There’s no better time to be a superhero fan. Not only are there multiple live-action adaptations of superhero comic book characters per year, but the animated world is always abuzz with new material, whether it be long-time favorites like Batman and Superman or lesser-known characters to those not well-versed in comics. Vixen is in the latter category.
Luckily for those of us who aren’t DC experts, this Vixen direct-to-video film, compiled from the first two seasons of the web series with some new material, is a good origin story, albeit rushed at times. Mari McCabe is a woman living in modern day Detroit who discovers she has the ability to harness the powers of various animals when she wears a magic totem necklace. Sudden need to fly away from danger? No problem, she summons the strength of an eagle. Or she needs some extra brute strength to charge some thugs? Just channel a rhino. Considering how many animals exist on Earth, this gives her superpowers some variety, and unlike Beast Boy from Teen Titans, she doesn’t actually morph into the animal in question, so it’s not quite the same execution. Her magic totem was given to Mari by her mother back in Africa, and Mari’s sister Kuasa wants the totem for herself, claiming she is the rightful one to protect it. Meanwhile, a man named Eshu who raided Mari and Kuasa’s village years ago and killed their parents, also wants the totem for evil purposes. Realizing her true calling to use the totem to protect her village (and her “village” in this case is Detroit), this naturally leads Mari to decide to becomes a superhero by the name of Vixen, fighting crime by night with her new cohorts Green Arrow and the Flash.

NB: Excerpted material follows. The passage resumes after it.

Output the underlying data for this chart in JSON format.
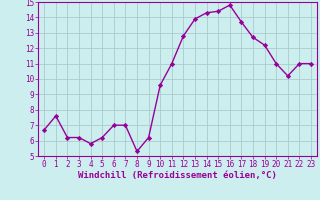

As I said, Vixen covers a lot of ground in only 74 minutes, and rarely does the action stop to take a breath. It’s not wall-to-wall action, but there are a lot of plot points covered, so it can be a lot to take in for an introduction to the character. On the plus side, the movie format is much easier than the web series to watch this story, since each webisode was only five minutes long, making a very disjointed viewing experience. Luckily, even with the rushed pace, it’s easy to get into the story and sympathize with Mari’s orphan situation. Since her parents were killed when she was only a baby, Mari was raised by a Detroit native named Chuck. Being adopted, she’s a victim of teasing, and while Chuck is a loving father, it’s only natural that Mari would want to discover her roots. Even if you can’t personally relate to this situation, there’s built-in sympathy for her quest.
On the downside, Eshu, the warlord villain, is a stock character with generic motivations. Sometimes the adversaries are just as fun to watch as the heroes, so this is disappointing, especially considering how unique the wide array of DC villains are. He’s also introduced halfway through the movie, lessening his impact. And his hand in the death of a certain character (I won’t say who!) isn’t given the gravity it deserves, adding to the “rushed” feeling I mentioned earlier. It’s just kind of quickly glossed over in the heat of the final battle, which in itself is disappointingly short and relegated to a few attacks.
Speaking of downsides, the animation could’ve been better. It’s not incompetent, but there are lots of held poses where only the characters’ mouths move, and the action sequences use that trick of shaking the camera to mask limited movement. The most impressive scene is the opening chase sequence, with its fast pace and variety of attack sequences as the Flash and Green Arrow chase Vixen across the Detroit skyscrapers and rooftops. That said, even with what seems like a standard TV budget, the movie still looks great, and the visual adaptation of Vixen from the comics is appealing, owing its style to many of DC’s recent offerings like Assault on Arkham and less to the Bruce Timm-inspired designs of Batman: The Animated Series. In terms of settings, Detroit isn’t as distinctive a landscape as, say, Gotham City, but it still looks good, and the section of the movie taking place in Africa at least offers something different in the DC animated universe. The welcome presence of an orchestral score also accentuates the action, although a musical motif for Vixen might have been nice.
Special features include a featurette called “Vixen: Spirit Animal” (6:13), which I didn’t learn too much from, and two bonus episodes of Justice League Unlimited: “Hunter’s Moon” and “Grudge Match,” both of which feature Vixen. It’s interesting to note how different the execution of Vixen’s character was in that series, especially in wardrobe and hairstyle. The Blu-ray also comes with an HD digital copy, which seems to be the standard for physical releases nowadays, and I welcome it. Unfortunately, iTunes wasn’t a choice in the registration process, so I had to choose between Flixster and Vudu, which I don’t like as much.
Grading Vixen is tricky: I enjoyed it while it played, but I feel the character’s better days are ahead of it now that we’ve gotten the origin story out of the way. I very much welcome further adventures with this character, perhaps with a better villain and more room to breathe. Still, the movie left me wanting more, so for that alone, Vixen gets my recommendation.